本発明は、絞込データ生成方法及び絞込データ生成装置に関する。
生体認証技術の認証方式の一態様として、利用者によって入力された生体情報と予め登録されたN人の生体情報とを照合することで認証する「1対N認証」が認知されている。1対N認証を採用する場合には、利用者によって入力された生体情報を、予め登録されているN人の生体情報との間で照合するので、生体情報の登録数Nが多くなるにつれて認証結果が出力されるまでに時間がかかる。かかる認証時間を短縮する技術の一例として、登録データを分類しておき、照合時に入力データと同一の分類に属する登録データを照合対象に選択する絞り込み技術が用いられる。

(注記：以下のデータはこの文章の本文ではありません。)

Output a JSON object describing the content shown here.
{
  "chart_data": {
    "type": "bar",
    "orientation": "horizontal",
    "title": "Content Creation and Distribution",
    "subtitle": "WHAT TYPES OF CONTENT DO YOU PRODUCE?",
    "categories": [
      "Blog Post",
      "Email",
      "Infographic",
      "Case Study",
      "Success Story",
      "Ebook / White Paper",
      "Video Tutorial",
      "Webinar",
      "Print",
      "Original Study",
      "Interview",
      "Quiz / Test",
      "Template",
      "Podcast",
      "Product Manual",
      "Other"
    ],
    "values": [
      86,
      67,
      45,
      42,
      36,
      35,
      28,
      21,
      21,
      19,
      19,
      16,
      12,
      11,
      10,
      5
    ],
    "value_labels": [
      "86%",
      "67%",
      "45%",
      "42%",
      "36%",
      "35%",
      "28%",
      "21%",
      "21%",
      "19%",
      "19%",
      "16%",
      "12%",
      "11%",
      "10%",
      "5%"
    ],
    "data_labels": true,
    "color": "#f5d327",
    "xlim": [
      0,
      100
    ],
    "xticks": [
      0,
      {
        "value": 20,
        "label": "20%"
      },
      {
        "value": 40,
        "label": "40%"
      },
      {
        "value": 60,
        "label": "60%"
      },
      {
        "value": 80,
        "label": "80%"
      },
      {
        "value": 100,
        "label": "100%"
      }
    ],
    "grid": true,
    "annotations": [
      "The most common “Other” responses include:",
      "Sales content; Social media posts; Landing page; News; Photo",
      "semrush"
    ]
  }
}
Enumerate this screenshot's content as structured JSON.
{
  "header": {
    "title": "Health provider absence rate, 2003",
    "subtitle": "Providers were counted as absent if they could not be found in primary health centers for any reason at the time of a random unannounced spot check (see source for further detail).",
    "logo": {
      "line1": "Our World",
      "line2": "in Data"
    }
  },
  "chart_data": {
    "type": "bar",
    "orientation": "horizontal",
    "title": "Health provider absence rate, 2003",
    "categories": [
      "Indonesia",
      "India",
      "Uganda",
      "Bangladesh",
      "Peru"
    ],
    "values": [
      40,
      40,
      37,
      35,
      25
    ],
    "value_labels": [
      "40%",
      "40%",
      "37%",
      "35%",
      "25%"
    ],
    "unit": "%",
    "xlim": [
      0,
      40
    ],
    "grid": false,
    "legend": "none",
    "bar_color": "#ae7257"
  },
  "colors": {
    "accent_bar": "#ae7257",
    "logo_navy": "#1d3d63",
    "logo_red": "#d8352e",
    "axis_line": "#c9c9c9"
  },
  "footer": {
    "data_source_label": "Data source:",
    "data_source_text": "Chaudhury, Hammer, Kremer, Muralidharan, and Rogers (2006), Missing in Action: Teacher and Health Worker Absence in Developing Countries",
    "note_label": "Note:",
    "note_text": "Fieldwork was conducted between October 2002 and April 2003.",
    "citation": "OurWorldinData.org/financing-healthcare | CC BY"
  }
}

特開平03−260778号公報 特開2006−244365号公報
しかしながら、上記の従来技術には、以下に説明するように、絞り込みの精度が安定しないという問題がある。
すなわち、登録時及び認証時に採取される生体情報は、認証部位の入力の仕方、さらには、認証部位や読取装置に付着する汚れなどの外的要因によってその品質にばらつきが生じる。このため、同一人の生体情報であっても、認証時に採取される生体情報が登録時に採取された生体情報と同じ分類に分別されるとは限らない。このように、同一人の生体情報が異なる分類に分別された場合には、照合に用いられる生体情報に本人の生体情報が絞り込まれないので、誤って同一人を別人と判定してしまうおそれがある。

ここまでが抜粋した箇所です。